On ne l’avait pas forcément pressenti mais, à lire ces chiffres, l’AVoD et les FAST s’apprêtent à déferler sur le paysage audiovisuel, à la façon d’un tsunami qui balaiera sur son passage acteurs historiques de la télévision comme plateformes de SVoD :
- 75 % des Français regardent des services d’AVoD et de FAST au moins une fois par semaine ;
- 57 % de ces derniers ne regardent pas de télévision linaire, donc 43 % de l’ensemble de la population (57 % de 75 %) ;
- 35 % de la population des AVoDistes n’utilisent pas de plateformes de SVoD, donc 26 % des Français.
Portant le regard au-delà de l’hexagone, Rakuten TV, qui publie ces « viewers insights », propose également des « key learnings » qui élargit son périmètre à l’Allemagne, l’Espagne et l’Italie. La moyenne hebdomadaire des utilisateurs d’AVoD et de FAST est alors de 71 %, la part de ceux qui a abandonné la télévision linéaire de 44 % (soit 71 %), et la proportion des non-SVoDistes de 25 %…

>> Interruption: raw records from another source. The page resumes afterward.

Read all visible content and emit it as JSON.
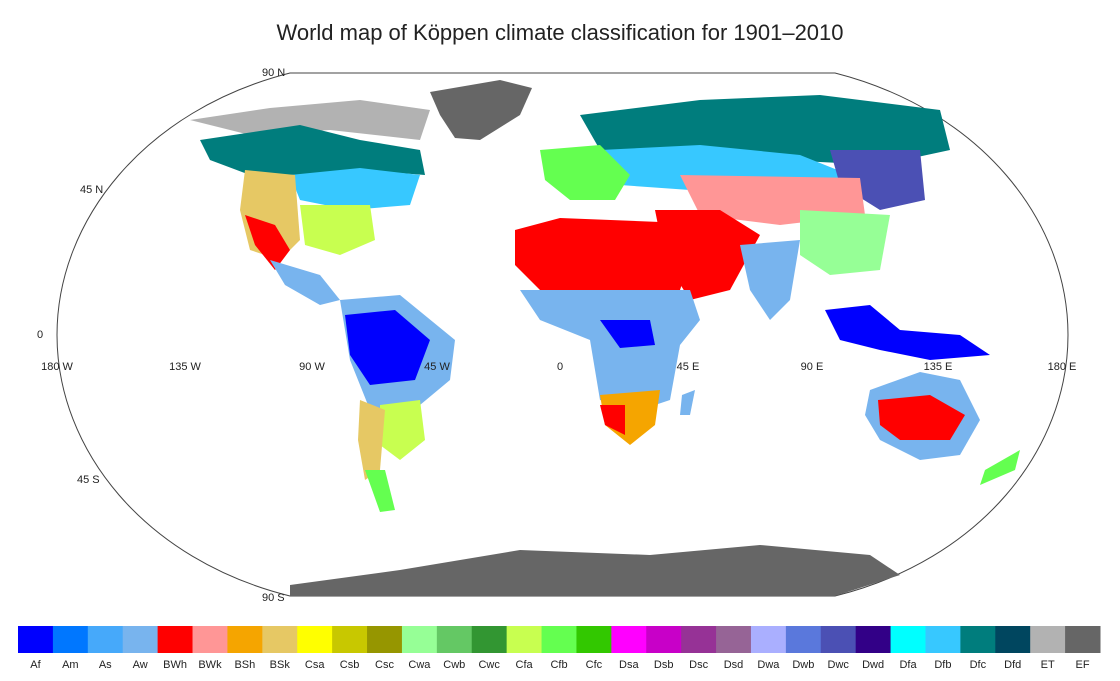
{
  "title": "World map of Köppen climate classification for 1901–2010",
  "map": {
    "latitude_labels": [
      "90 N",
      "45 N",
      "0",
      "45 S",
      "90 S"
    ],
    "longitude_labels": [
      "180 W",
      "135 W",
      "90 W",
      "45 W",
      "0",
      "45 E",
      "90 E",
      "135 E",
      "180 E"
    ]
  },
  "legend": [
    {
      "code": "Af",
      "color": "#0000fe"
    },
    {
      "code": "Am",
      "color": "#0077ff"
    },
    {
      "code": "As",
      "color": "#46a9fa"
    },
    {
      "code": "Aw",
      "color": "#78b4ee"
    },
    {
      "code": "BWh",
      "color": "#ff0000"
    },
    {
      "code": "BWk",
      "color": "#ff9696"
    },
    {
      "code": "BSh",
      "color": "#f5a500"
    },
    {
      "code": "BSk",
      "color": "#e6c864"
    },
    {
      "code": "Csa",
      "color": "#ffff00"
    },
    {
      "code": "Csb",
      "color": "#c8c800"
    },
    {
      "code": "Csc",
      "color": "#969600"
    },
    {
      "code": "Cwa",
      "color": "#96ff96"
    },
    {
      "code": "Cwb",
      "color": "#64c864"
    },
    {
      "code": "Cwc",
      "color": "#329632"
    },
    {
      "code": "Cfa",
      "color": "#c8ff50"
    },
    {
      "code": "Cfb",
      "color": "#64ff50"
    },
    {
      "code": "Cfc",
      "color": "#32c800"
    },
    {
      "code": "Dsa",
      "color": "#ff00ff"
    },
    {
      "code": "Dsb",
      "color": "#c800c8"
    },
    {
      "code": "Dsc",
      "color": "#963296"
    },
    {
      "code": "Dsd",
      "color": "#966496"
    },
    {
      "code": "Dwa",
      "color": "#aaafff"
    },
    {
      "code": "Dwb",
      "color": "#5a78dc"
    },
    {
      "code": "Dwc",
      "color": "#4b50b4"
    },
    {
      "code": "Dwd",
      "color": "#320087"
    },
    {
      "code": "Dfa",
      "color": "#00ffff"
    },
    {
      "code": "Dfb",
      "color": "#37c8ff"
    },
    {
      "code": "Dfc",
      "color": "#007d7d"
    },
    {
      "code": "Dfd",
      "color": "#00465f"
    },
    {
      "code": "ET",
      "color": "#b2b2b2"
    },
    {
      "code": "EF",
      "color": "#666666"
    }
  ]
}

La fin de la télévision serait donc toute proche, et l’horizon promis au streaming payant ne serait guère plus enviable. La curiosité pousse naturellement à vouloir en savoir plus.
Impossible de connaître le profil – âge, sexe… – de ceux qui ont été interrogés par Rakuten TV, ou le prestataire qui l’a accompagné. Mais le document indique leur nombre : « plus de 800 consommateurs en Allemagne, en France, en Espagne et en Italie », soit environ 200 par pays…
A titre de comparaison, et s’agissant du seul marché français, NPA Conseil et Harris Interactive interrogent environ 4000 répondants, quatre fois par an, pour chaque vague du Baromètre des Usages Audiovisuels.
Le caractère « disruptif » des chiffres avancés par Rakuten TV est dès lors moins surprenant :
- La part des Français de plus de 15 ans qui se connectent chaque semaine à des plateformes d’AVoD et de FAST ? Estimée par notre Baromètre à un peu moins de 15 % sur le téléviseur, et 17 % si l’on prend en compte l’ensemble des écrans ;
- La part de ces AVoDistes qui regardent la télévision linéaire moins d’une fois par semaine ? pas tout à fait 25 %, plutôt que 57 % ;
- 35 % des AVoDistes qui n’utilisent aucune plateforme de SVoD ? Le Baromètre estime que trois sur quatre accède à une plateforme au moins une fois par semaine…
On est un peu plus que dans l’épaisseur du trait.
Mais alors pourquoi en parler, au risque de paraître arrogant et donneur de leçons ?
Par souci d’abord, de défendre tous ceux qui, tous les jours, s’attachent avec rigueur à décrypter une réalité audiovisuelle toujours plus complexe, en mobilisant pour cela matière grise et données de qualité.
Mais aussi parce que Rakuten TV ne pousse évidemment pas cette publication pour la seule beauté du geste. L’objectif est naturellement d’attirer des annonceurs, quitte à jouer au bonneteau avec ses propres données pour forcer encore le trait : Rakuten TV indique que 83 % des AVoDistes sont « très contents, contents ou sans avis » sur la charge de publicité diffusée. Donc, potentiellement, que 0,5 % sont très content, 0,5 % content et 82 % n’ont pas d’avis. Le chiffre n’a tout simplement aucun sens, mais sans doute la proportion des seule « contents ou très contents » est-elle parue insuffisante.
Le 4 septembre, Médiamétrie a annoncé avoir retenu AudienceProject pour que la mesure cross média vidéo soit capable dès 2026 d’offrir une vision précise de la couverture dédupliquée et de la répétition des campagnes sur tous les canaux. L’énoncé des technologies mobilisées pour y parvenir (panel, intégration avec les principales plateformes d’Ad-Tech, intégration directe avec les walled garden…) suffit pour entrevoir la complexité du sujet (Lire sur la plateforme Insight NPA Avec AudienceProject, Médiamétrie s’appuie sur un spécialiste de l’intégration des walled garden).
A ces avancées techniques répondent les volontés politiques, celle de l’Union Européenne avec le règlement EMFA ou celle de la proposition de loi Lafon, de garantir aux annonceurs une mesure fiable, et transparente.
Parce qu’une activité ne se développe jamais durablement sur des bases fallacieuses, ces initiatives doivent être soutenues, indépendamment même de toute considération éthique. Et sachant que l’univers numérique est suffisamment dense et complexe pour laisser toute leur place à des travaux complémentaires d’analyse, d’éclairage, de mise en perspective.